Papa lag zu genau dieser Zeit noch mild schlummernd im Bett. "Schreib schon mal auf einen Zettel, welche Brötchen wir brauchen", grunzte er ins Kopfkissen, um noch drei Minuten Zeit zu schinden.
Ella befragte daraufhin ihre Familienmitglieder, ließ aber den noch vollkommen bewusstlosen Oscar weiterschlafen. Es ist von Oscar ohnehin ausreichend bekannt, dass er sein Frühstück erst durch ein Mohnbrötchen komplettiert sieht. Und so schrieb Ella ihren Zettel:
Inzwischen ist Papa übrigens soweit angezogen, dass er seine Tochter über die Straße geleiten kann. Artig wartet er danach vor der Tür der Bäckerei und guckt Ella beim Brötchenkaufen zu. Viel schiefgehen kann ja nicht, Ella hat schließlich ihren Zettel dabei. Dann aber geschieht Unlogisches.

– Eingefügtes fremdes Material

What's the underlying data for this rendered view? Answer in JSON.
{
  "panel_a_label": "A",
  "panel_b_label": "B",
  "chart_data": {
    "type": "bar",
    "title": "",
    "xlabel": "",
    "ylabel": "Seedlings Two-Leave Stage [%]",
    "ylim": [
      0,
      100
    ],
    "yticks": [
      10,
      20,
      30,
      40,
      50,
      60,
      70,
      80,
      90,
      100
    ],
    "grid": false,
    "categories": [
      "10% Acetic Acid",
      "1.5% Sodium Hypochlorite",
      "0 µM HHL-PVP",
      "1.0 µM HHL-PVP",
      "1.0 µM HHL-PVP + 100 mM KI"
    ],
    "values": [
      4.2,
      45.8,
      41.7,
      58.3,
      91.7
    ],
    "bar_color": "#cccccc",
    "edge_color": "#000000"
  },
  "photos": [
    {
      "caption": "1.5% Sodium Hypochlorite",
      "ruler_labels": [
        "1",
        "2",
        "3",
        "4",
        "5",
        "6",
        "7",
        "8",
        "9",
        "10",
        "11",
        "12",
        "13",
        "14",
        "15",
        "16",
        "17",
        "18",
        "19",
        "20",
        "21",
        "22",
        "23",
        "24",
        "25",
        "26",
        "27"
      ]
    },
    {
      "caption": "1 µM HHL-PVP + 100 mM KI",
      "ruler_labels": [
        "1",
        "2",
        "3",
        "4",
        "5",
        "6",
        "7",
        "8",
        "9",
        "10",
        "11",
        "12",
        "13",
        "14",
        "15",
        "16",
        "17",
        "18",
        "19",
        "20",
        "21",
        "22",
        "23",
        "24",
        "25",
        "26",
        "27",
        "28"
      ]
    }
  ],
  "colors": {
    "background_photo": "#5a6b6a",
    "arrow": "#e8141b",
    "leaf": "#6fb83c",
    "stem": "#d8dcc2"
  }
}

Ella liest ihren Zettel, der bekanntlich nicht im Standarddeutsch, sondern in Ellas Version des Deutschen verfasst ist, nicht etwa vor, wie Papa gehofft hatte. Nein. Sie reicht den Zettel der Bäckerin.

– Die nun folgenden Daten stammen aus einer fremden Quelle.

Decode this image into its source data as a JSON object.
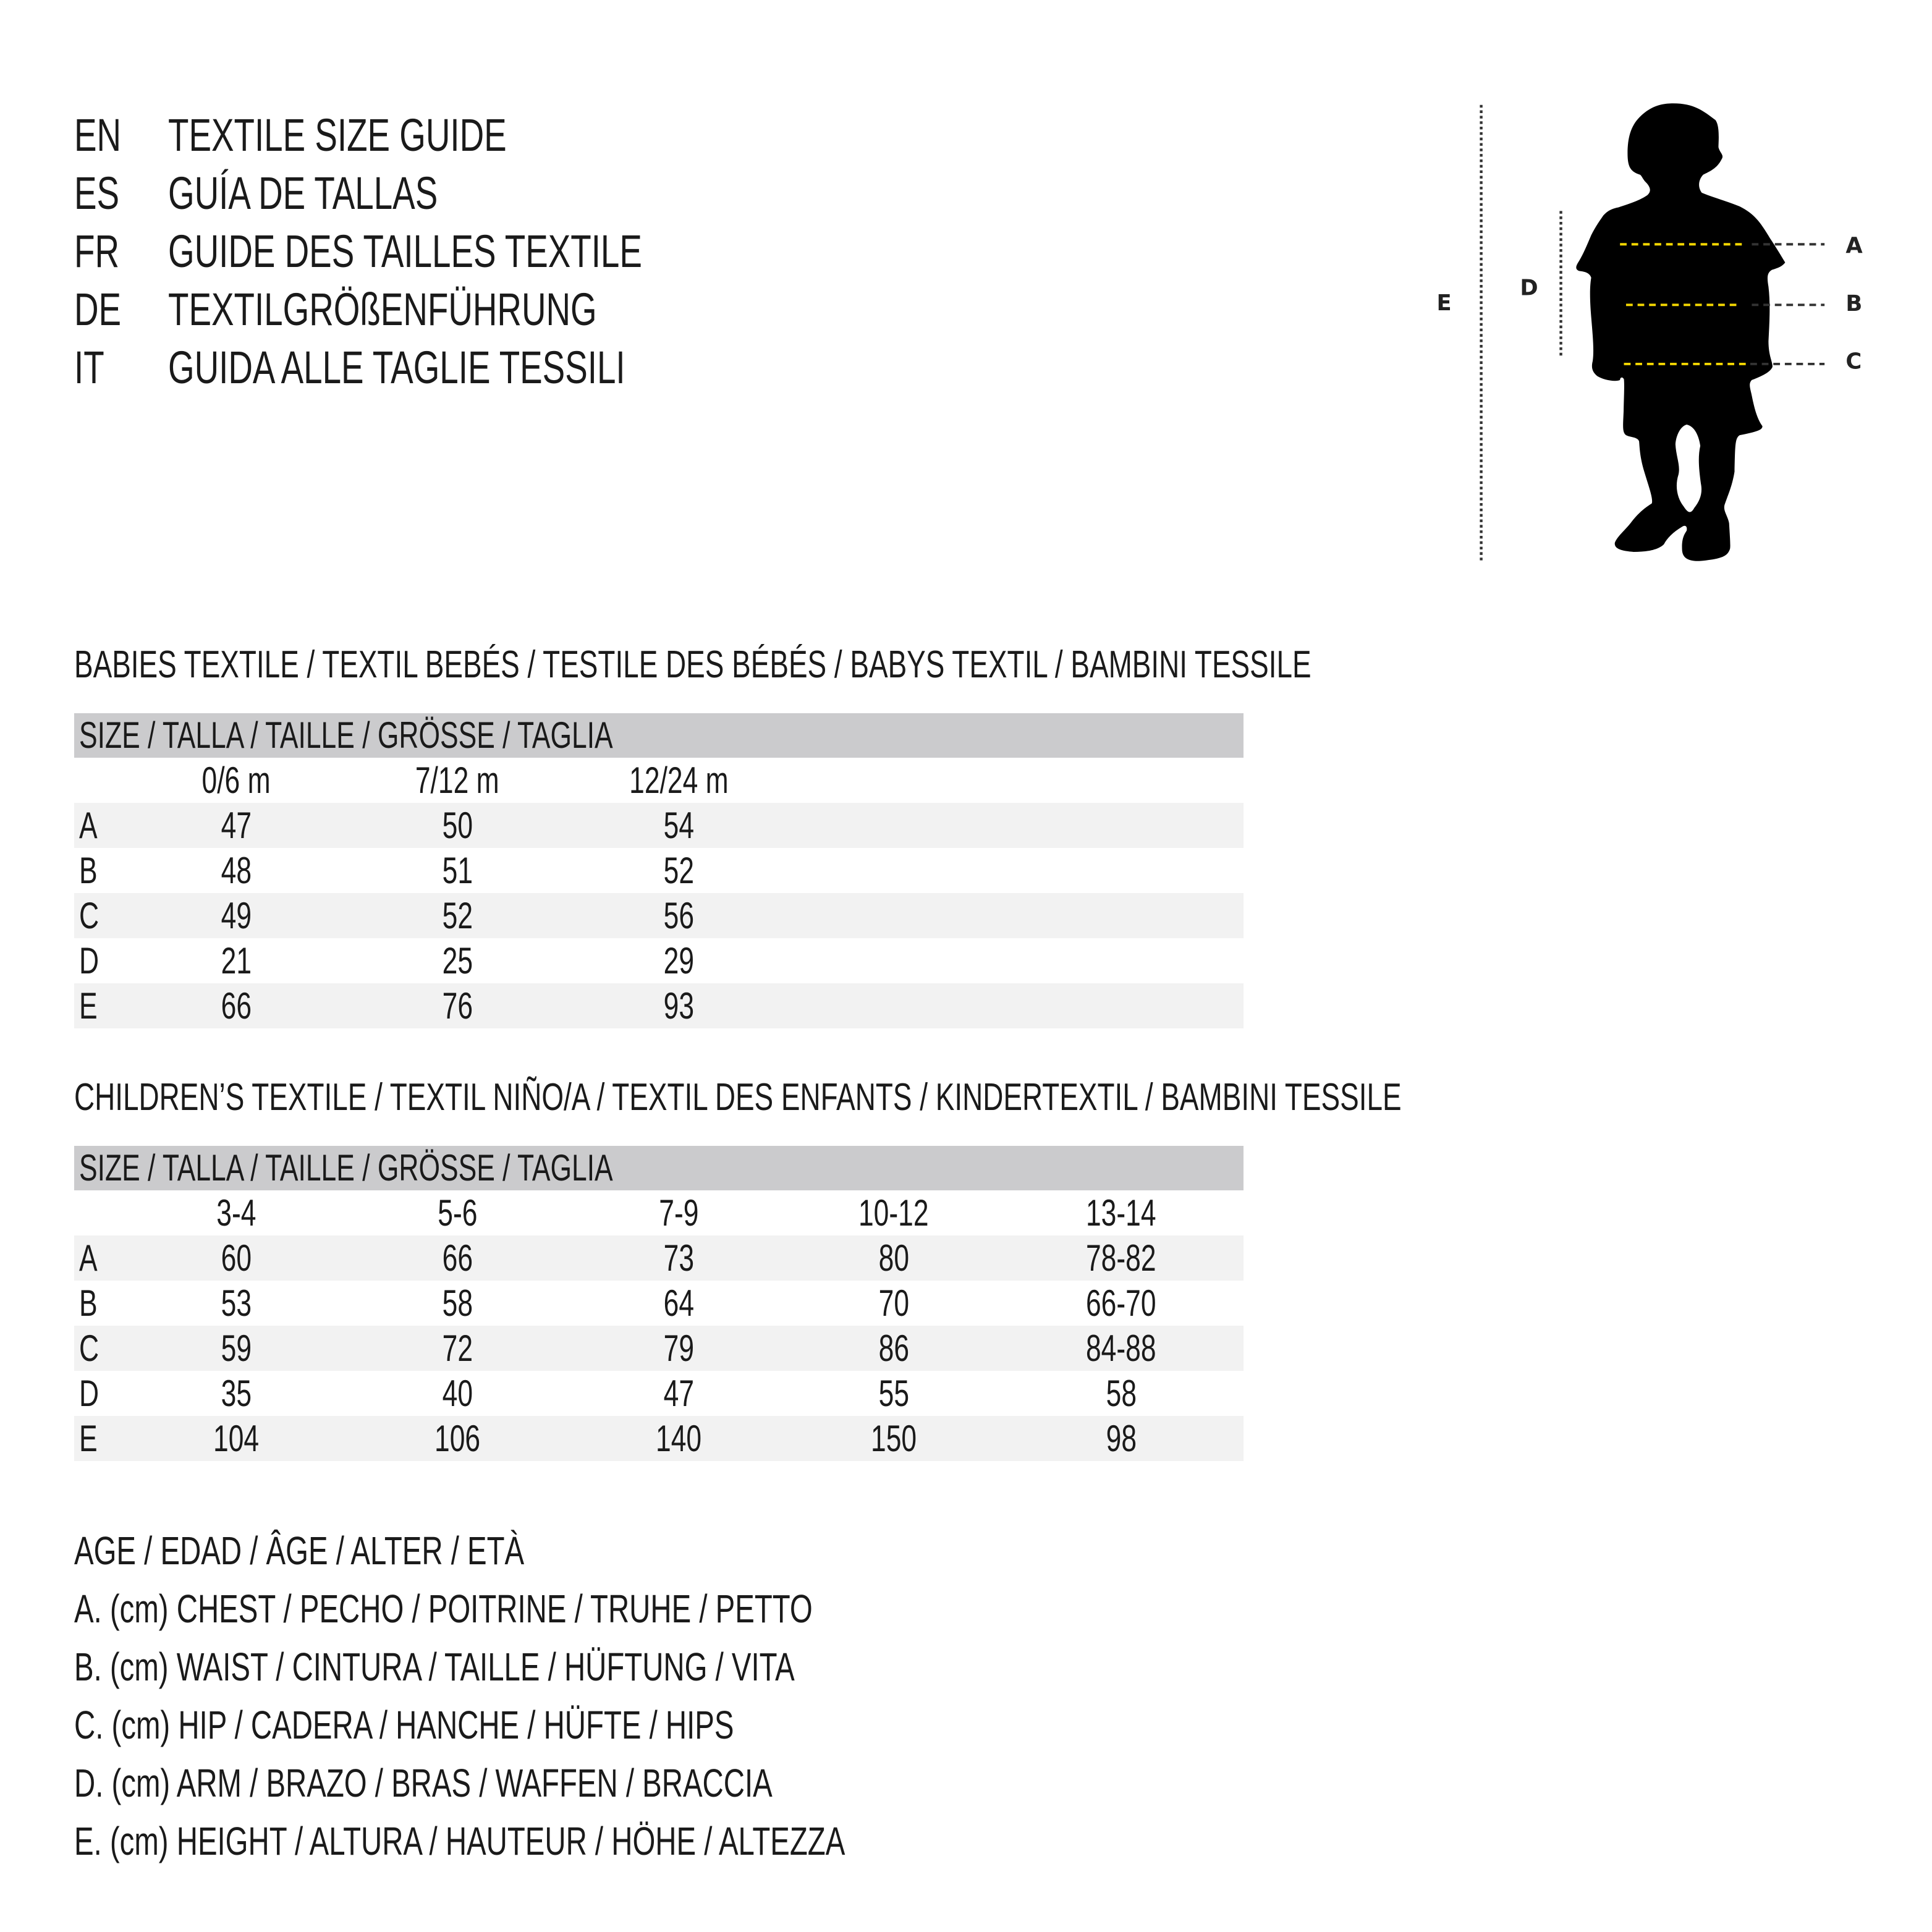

Die Bäckerin fängt an zu lesen. Ihre Augenbrauen ziehen sich hoch. Eine zweite Bäckerin wird herbeigerufen. Regungslos steht unterdessen die Verfasserin des Zettels vor den beiden grübelnden Verkäuferinnen und schweigt erwartungsfroh. Papa vor der Tür darf den Laden nicht betreten, will er sein Töchterchen nicht ins Unglück stürzen. Er schwitzt. Ein Frühstück ohne Krosong und Tagssbigl droht. Und das am Samstag.

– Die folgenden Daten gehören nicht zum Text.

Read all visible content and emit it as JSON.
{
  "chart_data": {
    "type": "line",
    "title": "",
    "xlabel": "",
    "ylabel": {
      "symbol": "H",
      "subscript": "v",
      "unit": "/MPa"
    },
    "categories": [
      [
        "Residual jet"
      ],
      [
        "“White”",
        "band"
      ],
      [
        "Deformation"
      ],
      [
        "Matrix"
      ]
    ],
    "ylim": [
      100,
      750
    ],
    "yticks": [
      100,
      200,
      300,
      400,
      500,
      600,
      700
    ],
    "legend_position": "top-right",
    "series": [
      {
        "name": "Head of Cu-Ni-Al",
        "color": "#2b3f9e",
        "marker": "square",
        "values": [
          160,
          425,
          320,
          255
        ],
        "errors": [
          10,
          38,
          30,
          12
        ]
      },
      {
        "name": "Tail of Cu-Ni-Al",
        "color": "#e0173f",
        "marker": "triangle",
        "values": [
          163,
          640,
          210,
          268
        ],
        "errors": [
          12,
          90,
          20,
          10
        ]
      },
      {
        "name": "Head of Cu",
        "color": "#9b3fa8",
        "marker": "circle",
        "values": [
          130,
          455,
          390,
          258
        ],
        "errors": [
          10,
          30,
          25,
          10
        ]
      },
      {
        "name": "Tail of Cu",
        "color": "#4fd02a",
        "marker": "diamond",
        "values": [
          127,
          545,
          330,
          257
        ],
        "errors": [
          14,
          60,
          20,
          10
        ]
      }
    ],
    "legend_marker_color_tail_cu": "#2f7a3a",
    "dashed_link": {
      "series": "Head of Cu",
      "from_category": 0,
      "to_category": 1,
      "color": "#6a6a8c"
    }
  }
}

Ein paar Tage zuvor war dagegen nicht nur die halbe, sondern die gesamte Familie shoppen. Papa wollte in Zukunft auch bei Regen mit trockenen Füßen durch die Stadt spazieren können und schrie deshalb "Schuhe!". Ella, Oscar und vor allem Mama hatten dann auch plötzlich Lust auf Schuhe.
Im Schuhgeschäft suchte Papa nach einem optisch ansprechenden und formstabilen Paar Schuhe. Er fand dieses nach etwa 60 Sekunden und war nun eigentlich fertig mit Schuhekaufen. Die Mutter dagegen hatte ihre eigene Schuhrecherche nun gerade erst begonnen und Ella und Oscar entdeckten ganz neue Möglichkeiten der Freizeitgestaltung: Rennen durch riesige Schuhgeschäfte.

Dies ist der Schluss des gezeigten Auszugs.